Does the concept of ‘experience’ require a subject/object distinction? Can the mind be called the subject of experience, or the phenomenon the object? Peirce does call it the ‘object of thought’ (CP 1.343, 1903). But he also declared in 1902 (CP 7.364) that ‘feeling is nothing but the inward aspect of things, while mind on the contrary is essentially an external phenomenon.’ He often makes ‘mind’ and ‘thought’ pretty much synonymous, as also are ‘feeling’ and ‘consciousness.’

Only take care not to make the blunder of supposing that Self-consciousness is meant, and it will be seen that consciousness is nothing but Feeling, in general,— not feeling in the German sense, but more generally, the immediate element of experience generalized to its utmost.

CP 7.365

But the polyversity of such terms continues to prevail a century later.

If experiencing is the interplay of subject bodymind and its world, perception is the collision and/or collusion of subject and object. But when we speak of experience, we often think of it as internal, while the world consists of external objects. We say that your capacity to experience is your ‘inner life.’ The image schema or root metaphor of the container seems to be involved here, but its role is ambigous (as Heidegger pointed out in Being and Time).

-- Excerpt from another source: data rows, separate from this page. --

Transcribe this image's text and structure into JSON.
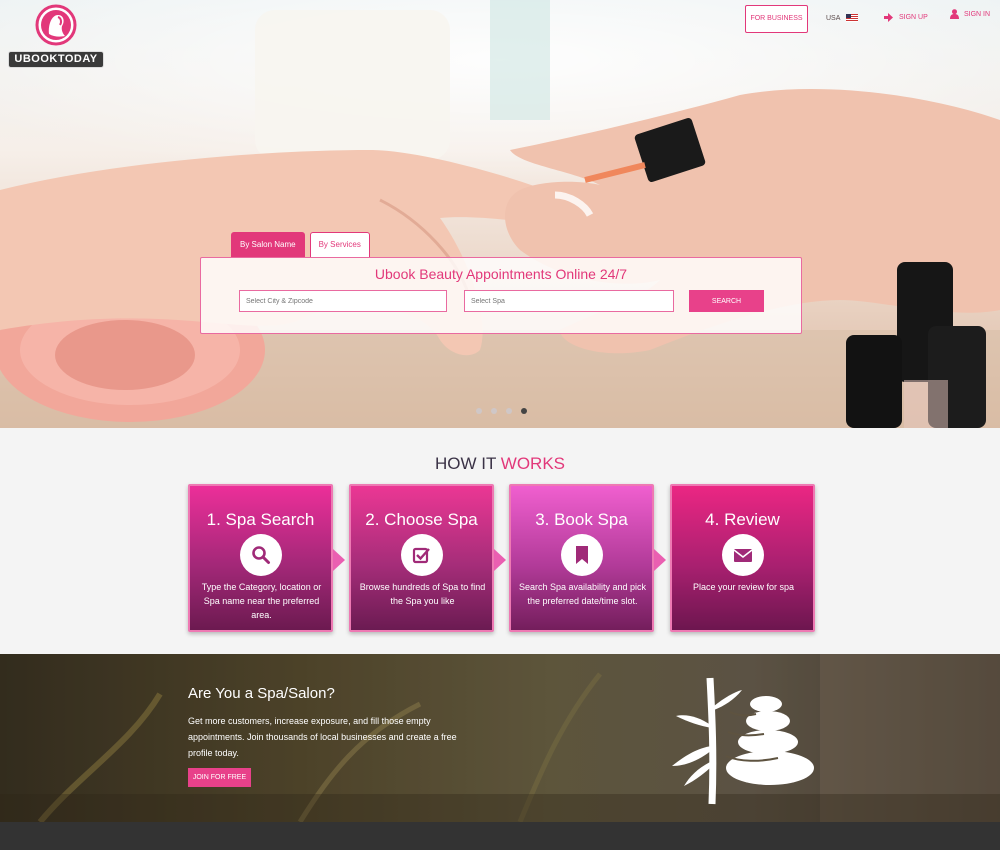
{
  "brand": {
    "name": "UBOOKTODAY",
    "accent": "#e2387a"
  },
  "nav": {
    "for_business": "FOR BUSINESS",
    "country": "USA",
    "sign_up": "SIGN UP",
    "sign_in": "SIGN IN"
  },
  "hero": {
    "tabs": [
      {
        "label": "By Salon Name",
        "active": true
      },
      {
        "label": "By Services",
        "active": false
      }
    ],
    "search_title": "Ubook Beauty Appointments Online 24/7",
    "city_placeholder": "Select City & Zipcode",
    "spa_placeholder": "Select Spa",
    "search_button": "SEARCH",
    "slider": {
      "count": 4,
      "active": 4
    }
  },
  "how": {
    "title_part1": "HOW IT",
    "title_part2": "WORKS",
    "steps": [
      {
        "title": "1. Spa Search",
        "icon": "search-icon",
        "text": "Type the Category, location or Spa name near the preferred area."
      },
      {
        "title": "2. Choose Spa",
        "icon": "checkbox-icon",
        "text": "Browse hundreds of Spa to find the Spa you like"
      },
      {
        "title": "3. Book Spa",
        "icon": "bookmark-icon",
        "text": "Search Spa availability and pick the preferred date/time slot."
      },
      {
        "title": "4. Review",
        "icon": "envelope-icon",
        "text": "Place your review for spa"
      }
    ]
  },
  "spa": {
    "title": "Are You a Spa/Salon?",
    "text": "Get more customers, increase exposure, and fill those empty appointments. Join thousands of local businesses and create a free profile today.",
    "join_button": "JOIN FOR FREE"
  }
}
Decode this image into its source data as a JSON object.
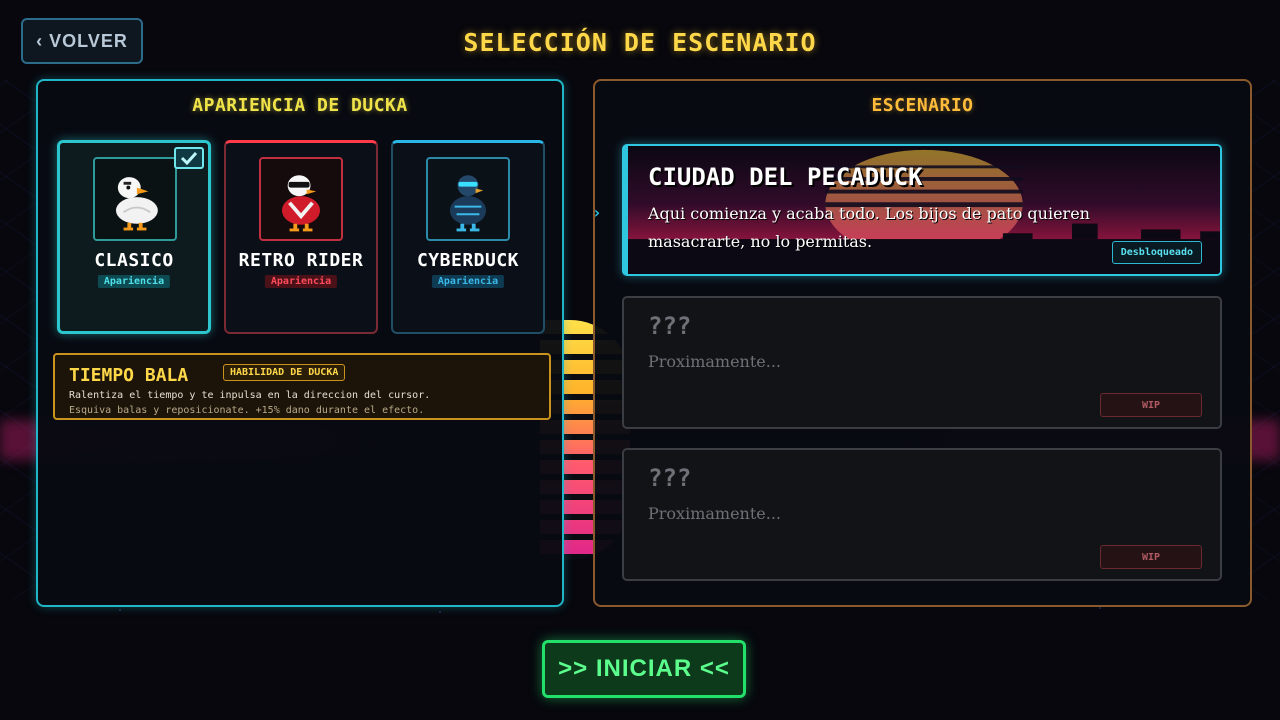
{
  "header": {
    "back_label": "‹ VOLVER",
    "title": "SELECCIÓN DE ESCENARIO"
  },
  "skins_panel": {
    "title": "APARIENCIA DE DUCKA",
    "cards": [
      {
        "name": "CLASICO",
        "tag": "Apariencia",
        "selected": true,
        "accent": "#2cc6cc"
      },
      {
        "name": "RETRO RIDER",
        "tag": "Apariencia",
        "selected": false,
        "accent": "#ff3b4a"
      },
      {
        "name": "CYBERDUCK",
        "tag": "Apariencia",
        "selected": false,
        "accent": "#2bb6e8"
      }
    ],
    "ability": {
      "name": "TIEMPO BALA",
      "badge": "HABILIDAD DE DUCKA",
      "line1": "Ralentiza el tiempo y te inpulsa en la direccion del cursor.",
      "line2": "Esquiva balas y reposicionate. +15% dano durante el efecto."
    }
  },
  "scenario_panel": {
    "title": "ESCENARIO",
    "indicator": "›",
    "scenarios": [
      {
        "title": "CIUDAD DEL PECADUCK",
        "description": "Aqui comienza y acaba todo. Los bijos de pato quieren masacrarte, no lo permitas.",
        "status": "Desbloqueado"
      },
      {
        "title": "???",
        "description": "Proximamente...",
        "status": "WIP"
      },
      {
        "title": "???",
        "description": "Proximamente...",
        "status": "WIP"
      }
    ]
  },
  "start_label": ">> INICIAR <<",
  "colors": {
    "cyan": "#20b6c8",
    "gold": "#ffd84a",
    "green": "#22e06a",
    "red": "#ff3b4a"
  }
}
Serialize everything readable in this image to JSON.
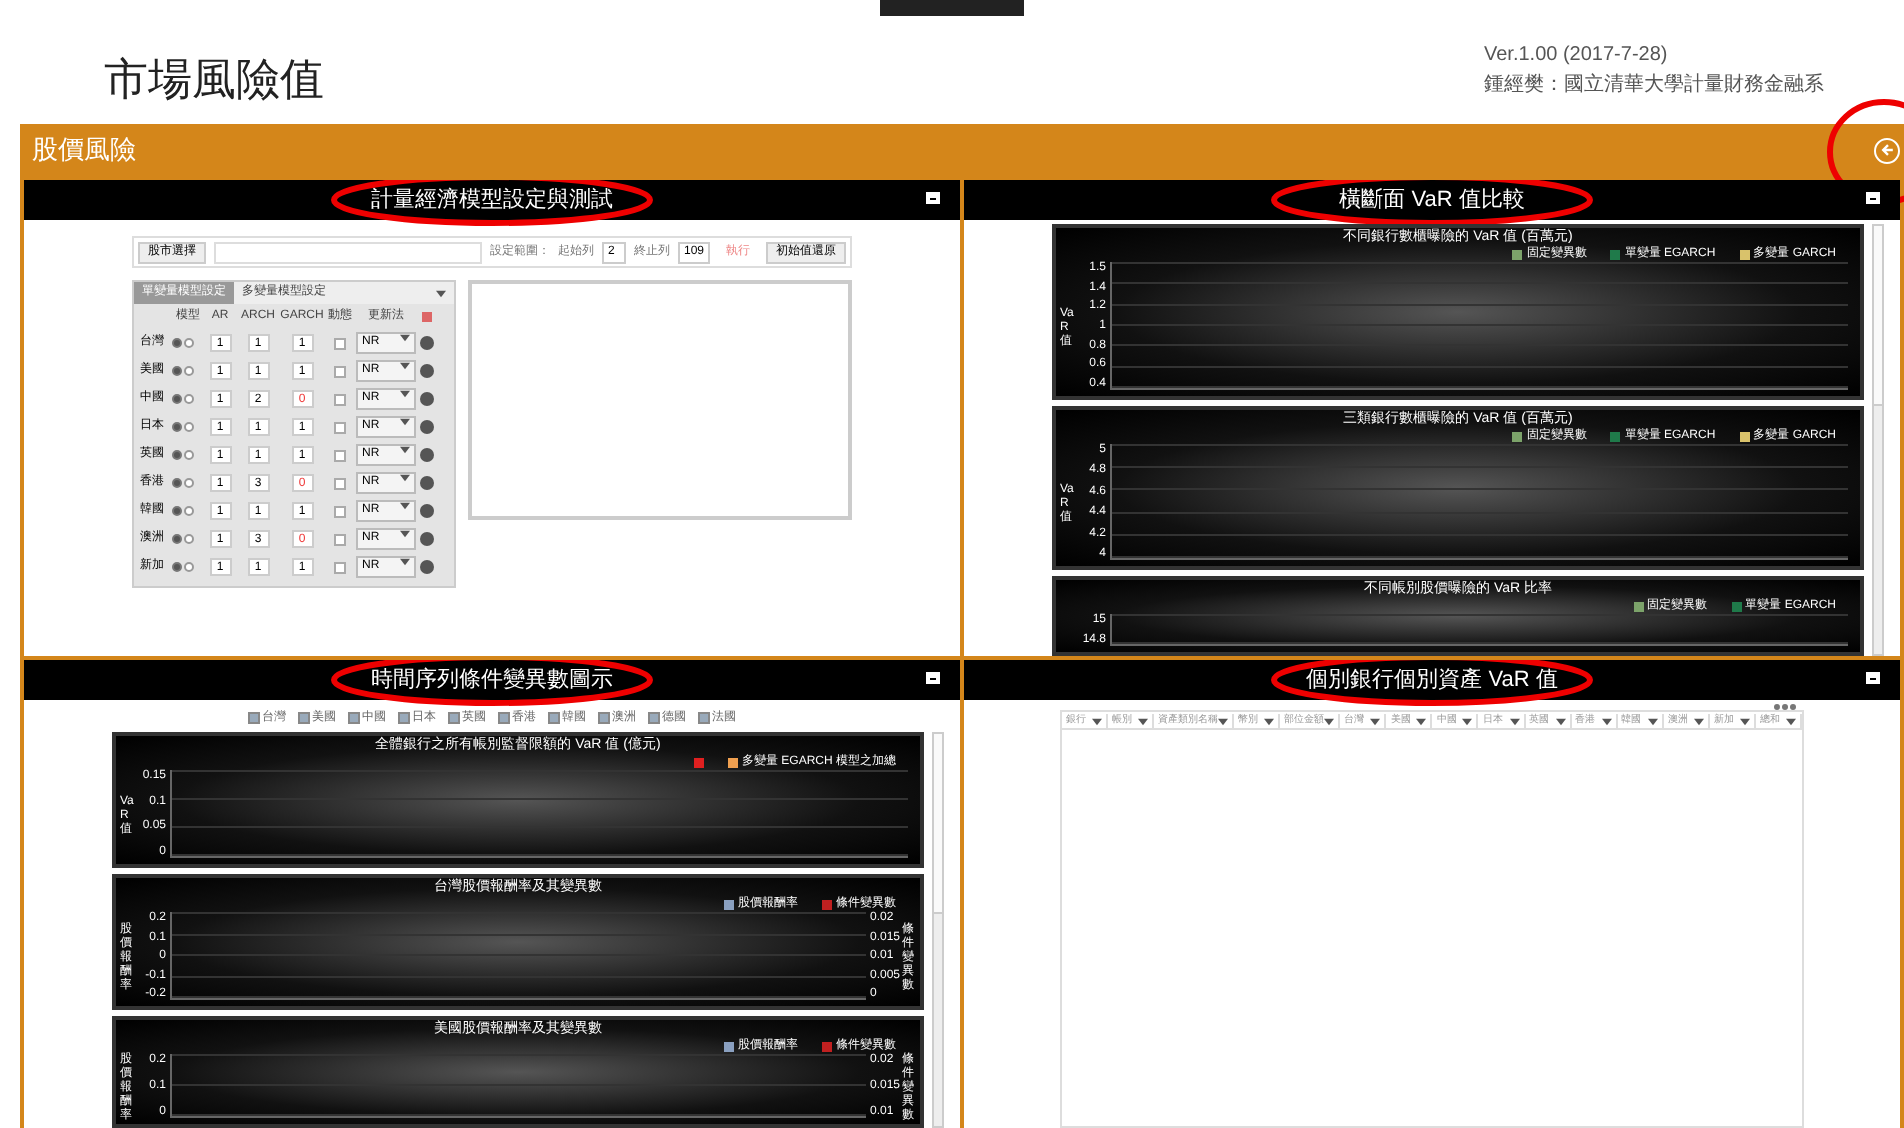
{
  "header": {
    "title": "市場風險值",
    "version": "Ver.1.00 (2017-7-28)",
    "author": "鍾經樊：國立清華大學計量財務金融系"
  },
  "section": {
    "title": "股價風險"
  },
  "panels": [
    {
      "kind": "model",
      "title": "計量經濟模型設定與測試",
      "search_label": "股市選擇",
      "range_label": "設定範圍：",
      "from_label": "起始列",
      "from_value": "2",
      "to_label": "終止列",
      "to_value": "109",
      "run_label": "執行",
      "reset_label": "初始值還原",
      "tabs": [
        {
          "label": "單變量模型設定",
          "selected": true
        },
        {
          "label": "多變量模型設定",
          "selected": false
        }
      ],
      "columns": [
        "模型",
        "AR",
        "ARCH",
        "GARCH",
        "動態",
        "更新法"
      ],
      "rows": [
        {
          "market": "台灣",
          "ar": "1",
          "arch": "1",
          "garch": "1",
          "garch_alert": false,
          "checked": false,
          "method": "NR"
        },
        {
          "market": "美國",
          "ar": "1",
          "arch": "1",
          "garch": "1",
          "garch_alert": false,
          "checked": false,
          "method": "NR"
        },
        {
          "market": "中國",
          "ar": "1",
          "arch": "2",
          "garch": "0",
          "garch_alert": true,
          "checked": false,
          "method": "NR"
        },
        {
          "market": "日本",
          "ar": "1",
          "arch": "1",
          "garch": "1",
          "garch_alert": false,
          "checked": false,
          "method": "NR"
        },
        {
          "market": "英國",
          "ar": "1",
          "arch": "1",
          "garch": "1",
          "garch_alert": false,
          "checked": false,
          "method": "NR"
        },
        {
          "market": "香港",
          "ar": "1",
          "arch": "3",
          "garch": "0",
          "garch_alert": true,
          "checked": false,
          "method": "NR"
        },
        {
          "market": "韓國",
          "ar": "1",
          "arch": "1",
          "garch": "1",
          "garch_alert": false,
          "checked": false,
          "method": "NR"
        },
        {
          "market": "澳洲",
          "ar": "1",
          "arch": "3",
          "garch": "0",
          "garch_alert": true,
          "checked": false,
          "method": "NR"
        },
        {
          "market": "新加",
          "ar": "1",
          "arch": "1",
          "garch": "1",
          "garch_alert": false,
          "checked": false,
          "method": "NR"
        }
      ]
    },
    {
      "kind": "charts",
      "title": "橫斷面 VaR 值比較",
      "charts": [
        {
          "title": "不同銀行數櫃曝險的 VaR 值 (百萬元)",
          "ylabel": "VaR 值",
          "yticks": [
            "1.5",
            "1.4",
            "1.2",
            "1",
            "0.8",
            "0.6",
            "0.4"
          ],
          "legend": [
            {
              "label": "固定變異數",
              "color": "#7ca36a"
            },
            {
              "label": "單變量 EGARCH",
              "color": "#1f7a4a"
            },
            {
              "label": "多變量 GARCH",
              "color": "#d9c26b"
            }
          ]
        },
        {
          "title": "三類銀行數櫃曝險的 VaR 值 (百萬元)",
          "ylabel": "VaR 值",
          "yticks": [
            "5",
            "4.8",
            "4.6",
            "4.4",
            "4.2",
            "4"
          ],
          "legend": [
            {
              "label": "固定變異數",
              "color": "#7ca36a"
            },
            {
              "label": "單變量 EGARCH",
              "color": "#1f7a4a"
            },
            {
              "label": "多變量 GARCH",
              "color": "#d9c26b"
            }
          ]
        },
        {
          "title": "不同帳別股價曝險的 VaR 比率",
          "yticks": [
            "15",
            "14.8"
          ],
          "legend": [
            {
              "label": "固定變異數",
              "color": "#7ca36a"
            },
            {
              "label": "單變量 EGARCH",
              "color": "#1f7a4a"
            }
          ]
        }
      ]
    },
    {
      "kind": "charts",
      "title": "時間序列條件變異數圖示",
      "filters": [
        {
          "label": "台灣",
          "checked": true
        },
        {
          "label": "美國",
          "checked": true
        },
        {
          "label": "中國",
          "checked": true
        },
        {
          "label": "日本",
          "checked": true
        },
        {
          "label": "英國",
          "checked": true
        },
        {
          "label": "香港",
          "checked": true
        },
        {
          "label": "韓國",
          "checked": true
        },
        {
          "label": "澳洲",
          "checked": true
        },
        {
          "label": "德國",
          "checked": true
        },
        {
          "label": "法國",
          "checked": true
        }
      ],
      "charts": [
        {
          "title": "全體銀行之所有帳別監督限額的 VaR 值 (億元)",
          "ylabel": "VaR 值",
          "yticks": [
            "0.15",
            "0.1",
            "0.05",
            "0"
          ],
          "legend": [
            {
              "color": "#e02020"
            },
            {
              "label": "多變量 EGARCH 模型之加總",
              "color": "#f0a050"
            }
          ]
        },
        {
          "title": "台灣股價報酬率及其變異數",
          "ylabel": "股價報酬率",
          "yticks": [
            "0.2",
            "0.1",
            "0",
            "-0.1",
            "-0.2"
          ],
          "right_ylabel": "條件變異數",
          "right_yticks": [
            "0.02",
            "0.015",
            "0.01",
            "0.005",
            "0"
          ],
          "legend": [
            {
              "label": "股價報酬率",
              "color": "#8aa0c0"
            },
            {
              "label": "條件變異數",
              "color": "#c02020"
            }
          ]
        },
        {
          "title": "美國股價報酬率及其變異數",
          "ylabel": "股價報酬率",
          "yticks": [
            "0.2",
            "0.1",
            "0"
          ],
          "right_ylabel": "條件變異數",
          "right_yticks": [
            "0.02",
            "0.015",
            "0.01"
          ],
          "legend": [
            {
              "label": "股價報酬率",
              "color": "#8aa0c0"
            },
            {
              "label": "條件變異數",
              "color": "#c02020"
            }
          ]
        }
      ]
    },
    {
      "kind": "table",
      "title": "個別銀行個別資產 VaR 值",
      "columns": [
        "銀行",
        "帳別",
        "資產類別名稱",
        "幣別",
        "部位金額",
        "台灣",
        "美國",
        "中國",
        "日本",
        "英國",
        "香港",
        "韓國",
        "澳洲",
        "新加",
        "總和"
      ]
    }
  ]
}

What sense does it make then to attach the prefix ex-, meaning ‘out,’ to the original Greek root -peir-, as Latin did to produce the verb experior and the nouns experientia and experimentum? The ex- prefix can serve as a reminder that the “view from within” is naturally oriented outwards. It’s like the e- of emotion:

The departure from a state of calm rest without anticipation is aptly named: e(x)motion (‘ex’ = ‘outward’). An emotional state need not be revealed in immediate overt actions, but it certainly implies the high probability of actions that will soon be directed outward from an individual into the world.